Nas horas que correm, para o PS, a questão é que muitas das medidas que os parceiros exigem para votarem este OGE, a serem aceites, poriam em causa a imagem de rigor que, desde 2015, quis preservar a todo o preço - perante o país e face à Europa. Essa é a fronteira que António Costa sabe que não pode atravessar. Não lhe invejo a tarefa! Mas desejo-lhe muito boa sorte.

5 comentários:

Manuel disse...

Excelente análise que vai de encontro aquilo que penso. Não concordo com a parte "A fim de ser entronizado no poder, o PS teve de pagar um preço na reversão de privatizações nos transportes (...)". Mas que preço é que o PS teve de pagar? Preço político?
Não é política do PS ter transportes públicos adequados às necessidades das populações, com destaque (sem desmerecer os demais) para a zona metropolitana de Lisboa?

Luís Lavoura disse...

Manuel

é política do PS ter transportes públicos adequados às necessidades das populações

Será, mas isso não significa necessariamente que os transportes coletivos sejam estatais.

O Francisco falou da privatização dos transportes. Ou seja, empresas de transportes coletivos deveriam ter sido privatizadas, e não foram.

Carlos Antunes disse...

Senhor Embaixador
Muito interessante a análise que faz do relacionamento do PS com os partidos à sua esquerda, que vai em geral de encontro aquilo que penso.
Discordo apenas no que refere quanto às leis laborais. Como o Senhor Embaixador bem sabe a UE tem apenas competências limitadas no que diz respeito a questões sociais, uma vez que a maior parte das decisões depende dos governos nacionais. Isso significa que os governos nacionais – e não a UE – são quem decidem acerca de questões como a regulamentação salarial, incluindo o salário mínimo, o papel da negociação colectiva, os despedimentos, os subsídios de desemprego, a idade da reforma, o sistema de pensões.
E como certamente reconhecerá, existem ao nível da UE, países com regimes jurídico-laborais e sociais muito mais protecionistas (sem que a UE os tenha considerado com os níveis nacionais de competitividade das suas economias) do que o português.
Além disso, sendo matérias do âmbito do Código do Trabalho e da Segurança Social, muitas das medidas propostas pelo PCP e BE não têm impacto orçamental ou têm um impacto orçamental marginal, pelo que o razoável era os partidos de esquerda (PS, PCP e BE) assumirem o compromisso de dissociá-las da aprovação do orçamento e discuti-las (CES) e aprová-las em sede própria (Parlamento).

Plúvio disse...

Permita-me, Manuel, um pequeno reparo.
Terá querido dizer que a «excelente análise» vai ao encontro do que pensa.
'Ir de encontro' é justamente o contrário.

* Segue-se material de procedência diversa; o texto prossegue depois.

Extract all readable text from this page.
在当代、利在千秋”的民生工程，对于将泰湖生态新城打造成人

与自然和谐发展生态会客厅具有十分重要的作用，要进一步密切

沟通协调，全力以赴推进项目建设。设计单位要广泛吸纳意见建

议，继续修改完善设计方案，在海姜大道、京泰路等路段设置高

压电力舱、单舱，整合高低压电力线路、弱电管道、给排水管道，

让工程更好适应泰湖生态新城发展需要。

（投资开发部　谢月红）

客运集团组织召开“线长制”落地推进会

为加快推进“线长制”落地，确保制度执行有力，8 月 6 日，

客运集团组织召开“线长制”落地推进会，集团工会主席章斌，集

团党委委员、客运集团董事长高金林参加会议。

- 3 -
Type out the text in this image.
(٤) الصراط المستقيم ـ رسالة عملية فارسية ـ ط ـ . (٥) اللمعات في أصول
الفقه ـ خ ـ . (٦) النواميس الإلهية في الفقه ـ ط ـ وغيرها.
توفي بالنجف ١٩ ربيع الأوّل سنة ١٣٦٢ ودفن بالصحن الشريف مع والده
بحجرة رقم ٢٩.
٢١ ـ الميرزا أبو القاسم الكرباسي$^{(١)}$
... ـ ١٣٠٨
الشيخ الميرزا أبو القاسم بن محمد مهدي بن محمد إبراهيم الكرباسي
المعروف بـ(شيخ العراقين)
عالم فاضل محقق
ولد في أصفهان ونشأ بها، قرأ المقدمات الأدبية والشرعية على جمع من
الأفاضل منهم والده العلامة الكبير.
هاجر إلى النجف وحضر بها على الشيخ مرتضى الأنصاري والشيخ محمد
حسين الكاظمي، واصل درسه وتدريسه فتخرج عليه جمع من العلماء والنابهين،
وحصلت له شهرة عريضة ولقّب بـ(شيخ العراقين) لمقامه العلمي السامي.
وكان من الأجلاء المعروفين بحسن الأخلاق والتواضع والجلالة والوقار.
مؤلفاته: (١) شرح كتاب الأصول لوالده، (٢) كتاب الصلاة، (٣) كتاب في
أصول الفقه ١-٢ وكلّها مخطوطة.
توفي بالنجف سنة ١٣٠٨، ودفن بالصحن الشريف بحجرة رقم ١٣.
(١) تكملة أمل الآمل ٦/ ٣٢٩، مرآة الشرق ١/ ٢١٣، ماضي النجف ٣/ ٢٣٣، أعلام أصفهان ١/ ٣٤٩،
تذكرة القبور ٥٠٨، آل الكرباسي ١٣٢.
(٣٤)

https://ciberduvidas.iscte-iul.pt/consultorio/perguntas/ir-de-encontro-a--ir-ao-encontro-de/11999

José Figueiredo disse...

O que parece estar a acontecer é a amostra da dificuldade de o sistema partidário português gerar governos. E a nossa esquerda parece estar com saudades de governos de direita. O que disse Carlos César parece dar conta do que se passa.